それでも、わが家の周囲には絶えずネコが巡回していますし、庭にまで平気で入ってきて、追い出そうとしても、遠くだと、なんで怒ってるの...、と平然としています。
この本はネコ派の著者がネコのこころを科学的に究明しようと、涙ぐましい実験をくり返した成果を紹介しています。
ネコカフェ。海外にもあるけれど、これほど町中にありふれているのは日本だけ。わが町にもありましたが、そんなにもたずに閉店してしまいました...。
縄張りをもつネコにとって、自分のテリトリー以外は、すべて「そと」。そこに飼い主がいようと関係ない。
ネコはとっても気まぐれで、人間の思うようには決して動いてくれない。
ネコはとても鋭敏な感覚をもっているので、「雰囲気」という、目に見えない空気感のようなものを本当に鋭く察知する。

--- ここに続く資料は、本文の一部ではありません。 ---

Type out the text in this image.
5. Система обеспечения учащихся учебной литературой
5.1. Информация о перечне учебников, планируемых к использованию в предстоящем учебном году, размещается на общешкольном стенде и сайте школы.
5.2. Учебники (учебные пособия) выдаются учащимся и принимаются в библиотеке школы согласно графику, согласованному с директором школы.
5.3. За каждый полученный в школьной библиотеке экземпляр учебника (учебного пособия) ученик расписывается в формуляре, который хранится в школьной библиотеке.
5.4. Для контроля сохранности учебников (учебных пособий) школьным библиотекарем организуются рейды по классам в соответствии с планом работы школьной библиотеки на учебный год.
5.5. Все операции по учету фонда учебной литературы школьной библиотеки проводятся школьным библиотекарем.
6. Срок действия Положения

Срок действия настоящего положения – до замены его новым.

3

ネコもイヌと同様に、「さっきはおやつがあった」ことを思い出し、それに応じてお皿を探索できることが実験で判明した。
実験にあたって、一度機嫌を損ねたネコの機嫌を取りなおすのは、それはそれは大変。ネコは嫌なことはすぐに覚えるので、モニターの前に2度と落ち着いて座ってくれなくなる。
飼い主の声を聞かせたあと、知らない人の顔写真を示したとき、知らない人の声がしたのに飼い主の顔写真を示したとき、ネコは画面を長く見ることが分かった。これを期待違反の結果という。つまり、ネコも飼い主の声を聞いて顔を想像していることを示唆する実験結果なのだ。

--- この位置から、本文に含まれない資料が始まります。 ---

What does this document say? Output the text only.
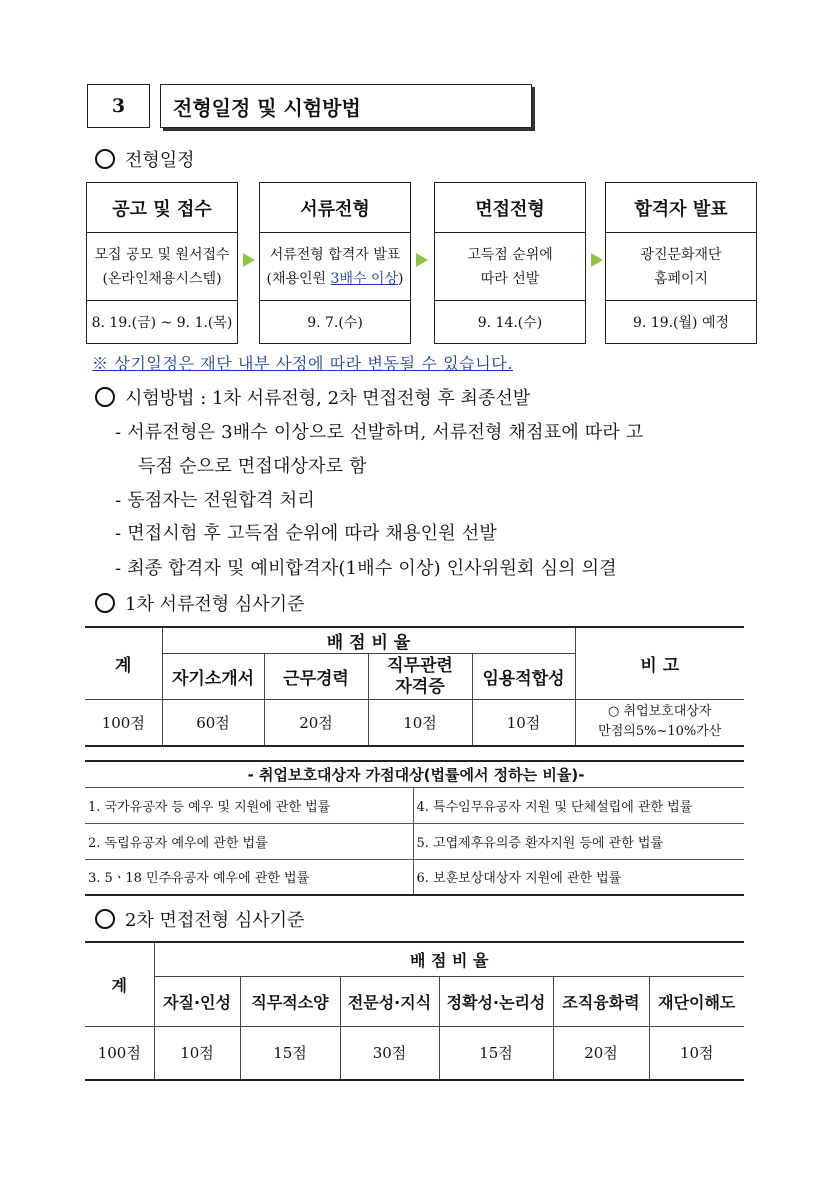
3	전형일정 및 시험방법
전형일정
공고 및 접수
모집 공모 및 원서접수
(온라인채용시스템)
8. 19.(금) ~ 9. 1.(목)
서류전형
서류전형 합격자 발표
(채용인원 3배수 이상)
9. 7.(수)
면접전형
고득점 순위에
따라 선발
9. 14.(수)
합격자 발표
광진문화재단
홈페이지
9. 19.(월) 예정
※ 상기일정은 재단 내부 사정에 따라 변동될 수 있습니다.
시험방법 : 1차 서류전형, 2차 면접전형 후 최종선발
- 서류전형은 3배수 이상으로 선발하며, 서류전형 채점표에 따라 고
득점 순으로 면접대상자로 함
- 동점자는 전원합격 처리
- 면접시험 후 고득점 순위에 따라 채용인원 선발
- 최종 합격자 및 예비합격자(1배수 이상) 인사위원회 심의 의결
1차 서류전형 심사기준
계	배 점 비 율				비 고
	자기소개서	근무경력	직무관련
자격증	임용적합성	
100점	60점	20점	10점	10점	○ 취업보호대상자
만점의5%~10%가산
- 취업보호대상자 가점대상(법률에서 정하는 비율)-	
1. 국가유공자 등 예우 및 지원에 관한 법률	4. 특수임무유공자 지원 및 단체설립에 관한 법률
2. 독립유공자 예우에 관한 법률	5. 고엽제후유의증 환자지원 등에 관한 법률
3. 5ㆍ18 민주유공자 예우에 관한 법률	6. 보훈보상대상자 지원에 관한 법률
2차 면접전형 심사기준
계	배 점 비 율					
	자질·인성	직무적소양	전문성·지식	정확성·논리성	조직융화력	재단이해도
100점	10점	15점	30점	15점	20점	10점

ネコカフェのような、毎日、知らない人に接触している超特殊な環境にいるネコを調べることによって、同じ刺激を見せても成育環境によって反応に違いが生じることが分かった。
いやはや、たくさんの気位の高いネコを相手に地道な実験を繰り返したなんて、本当にお疲れさまでした。でも、おかげで、こうやって猫の心理状態を少し解明できたのです。大きな拍手を送りたいと思います。